Calothamnus huegelii

Scientific classification
- Kingdom: Plantae
- Clade: Tracheophytes
- Clade: Angiosperms
- Clade: Eudicots
- Clade: Rosids
- Order: Myrtales
- Family: Myrtaceae
- Genus: Calothamnus
- Species: C. huegelii
- Binomial name: Calothamnus huegelii Schauer
- Synonyms: Melaleuca caroli-huegelii Craven & R.D.Edwards

= Calothamnus huegelii =

- Genus: Calothamnus
- Species: huegelii
- Authority: Schauer
- Synonyms: Melaleuca caroli-huegelii Craven & R.D.Edwards

Species of flowering plant

Calothamnus huegelii is a plant in the myrtle family, Myrtaceae and is endemic to the south-west of Western Australia. It is an erect shrub growing to a height of about 2 m with red flowers in autumn or September. (In 2014 Craven, Edwards and Cowley proposed that the species be renamed Melaleuca caroli-huegelii.)

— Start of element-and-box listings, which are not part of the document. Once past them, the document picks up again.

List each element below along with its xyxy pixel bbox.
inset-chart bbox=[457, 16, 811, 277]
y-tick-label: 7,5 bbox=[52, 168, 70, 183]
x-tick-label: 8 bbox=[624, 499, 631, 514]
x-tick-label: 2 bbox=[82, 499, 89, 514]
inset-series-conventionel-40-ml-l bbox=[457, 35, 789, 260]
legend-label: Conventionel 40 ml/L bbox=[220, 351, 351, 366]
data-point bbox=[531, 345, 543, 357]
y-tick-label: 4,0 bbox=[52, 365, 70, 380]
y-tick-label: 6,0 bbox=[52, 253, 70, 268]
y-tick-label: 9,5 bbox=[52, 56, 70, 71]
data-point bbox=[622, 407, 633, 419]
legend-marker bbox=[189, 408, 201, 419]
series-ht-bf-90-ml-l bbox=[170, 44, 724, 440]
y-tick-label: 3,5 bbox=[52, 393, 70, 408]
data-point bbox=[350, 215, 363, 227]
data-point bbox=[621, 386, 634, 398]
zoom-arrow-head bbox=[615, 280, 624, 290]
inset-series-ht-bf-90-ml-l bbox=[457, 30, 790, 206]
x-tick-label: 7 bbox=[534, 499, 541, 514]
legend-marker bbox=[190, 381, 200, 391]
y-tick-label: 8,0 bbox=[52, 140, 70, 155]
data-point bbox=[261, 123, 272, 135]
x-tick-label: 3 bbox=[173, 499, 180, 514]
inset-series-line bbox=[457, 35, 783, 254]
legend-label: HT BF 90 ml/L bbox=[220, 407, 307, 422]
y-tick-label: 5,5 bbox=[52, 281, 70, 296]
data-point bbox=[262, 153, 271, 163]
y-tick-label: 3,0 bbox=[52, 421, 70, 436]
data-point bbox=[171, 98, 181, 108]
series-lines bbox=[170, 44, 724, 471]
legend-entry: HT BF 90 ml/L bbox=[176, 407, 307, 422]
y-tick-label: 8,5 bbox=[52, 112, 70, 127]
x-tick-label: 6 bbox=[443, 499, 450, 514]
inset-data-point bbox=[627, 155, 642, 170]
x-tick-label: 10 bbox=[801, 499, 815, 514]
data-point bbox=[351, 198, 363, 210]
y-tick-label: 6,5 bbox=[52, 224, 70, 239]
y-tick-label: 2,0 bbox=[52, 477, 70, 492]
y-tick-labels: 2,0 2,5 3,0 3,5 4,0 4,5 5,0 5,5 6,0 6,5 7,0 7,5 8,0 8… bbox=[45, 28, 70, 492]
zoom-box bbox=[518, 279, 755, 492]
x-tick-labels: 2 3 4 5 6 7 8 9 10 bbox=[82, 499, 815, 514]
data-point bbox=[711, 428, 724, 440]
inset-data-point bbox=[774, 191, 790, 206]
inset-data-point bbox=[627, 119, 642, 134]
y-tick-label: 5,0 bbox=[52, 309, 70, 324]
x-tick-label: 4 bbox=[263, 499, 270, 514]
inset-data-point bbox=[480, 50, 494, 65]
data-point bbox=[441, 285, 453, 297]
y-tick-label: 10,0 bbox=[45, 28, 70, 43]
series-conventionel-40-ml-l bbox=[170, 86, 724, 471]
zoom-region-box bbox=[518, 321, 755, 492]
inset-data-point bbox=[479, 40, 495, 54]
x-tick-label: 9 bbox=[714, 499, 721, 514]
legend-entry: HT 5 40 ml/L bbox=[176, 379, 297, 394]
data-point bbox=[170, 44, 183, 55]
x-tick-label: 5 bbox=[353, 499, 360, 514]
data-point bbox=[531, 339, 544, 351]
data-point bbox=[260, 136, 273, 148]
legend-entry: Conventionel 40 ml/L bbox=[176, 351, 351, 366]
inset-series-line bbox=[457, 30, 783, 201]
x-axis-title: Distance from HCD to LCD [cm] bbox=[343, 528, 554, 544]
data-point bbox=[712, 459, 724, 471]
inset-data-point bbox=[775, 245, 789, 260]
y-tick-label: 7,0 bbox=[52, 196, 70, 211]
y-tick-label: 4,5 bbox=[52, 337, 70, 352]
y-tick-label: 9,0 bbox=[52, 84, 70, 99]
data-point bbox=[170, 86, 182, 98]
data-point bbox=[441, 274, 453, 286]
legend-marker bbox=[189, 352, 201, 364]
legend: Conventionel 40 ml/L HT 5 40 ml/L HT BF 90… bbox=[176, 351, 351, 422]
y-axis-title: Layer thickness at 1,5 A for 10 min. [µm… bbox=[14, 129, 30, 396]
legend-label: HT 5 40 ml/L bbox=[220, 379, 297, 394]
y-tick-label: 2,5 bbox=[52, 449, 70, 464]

Calothamnus huegelii was first formally described by Johannes Schauer in 1843 in Dissertatio phytographica de Regelia, Beaufortia et Calothamno. The specific epithet (huegelii) honours Charles von Hügel.

Calothamnus huegelii occurs in the Avon Wheatbelt, Esperance Plains, Jarrah Forest and Mallee biogeographic regions growing in sand, and gravelly clay over laterite on sandplains.

Calothamnus huegelii is classified as "not threatened" by the Western Australian government department of parks and wildlife.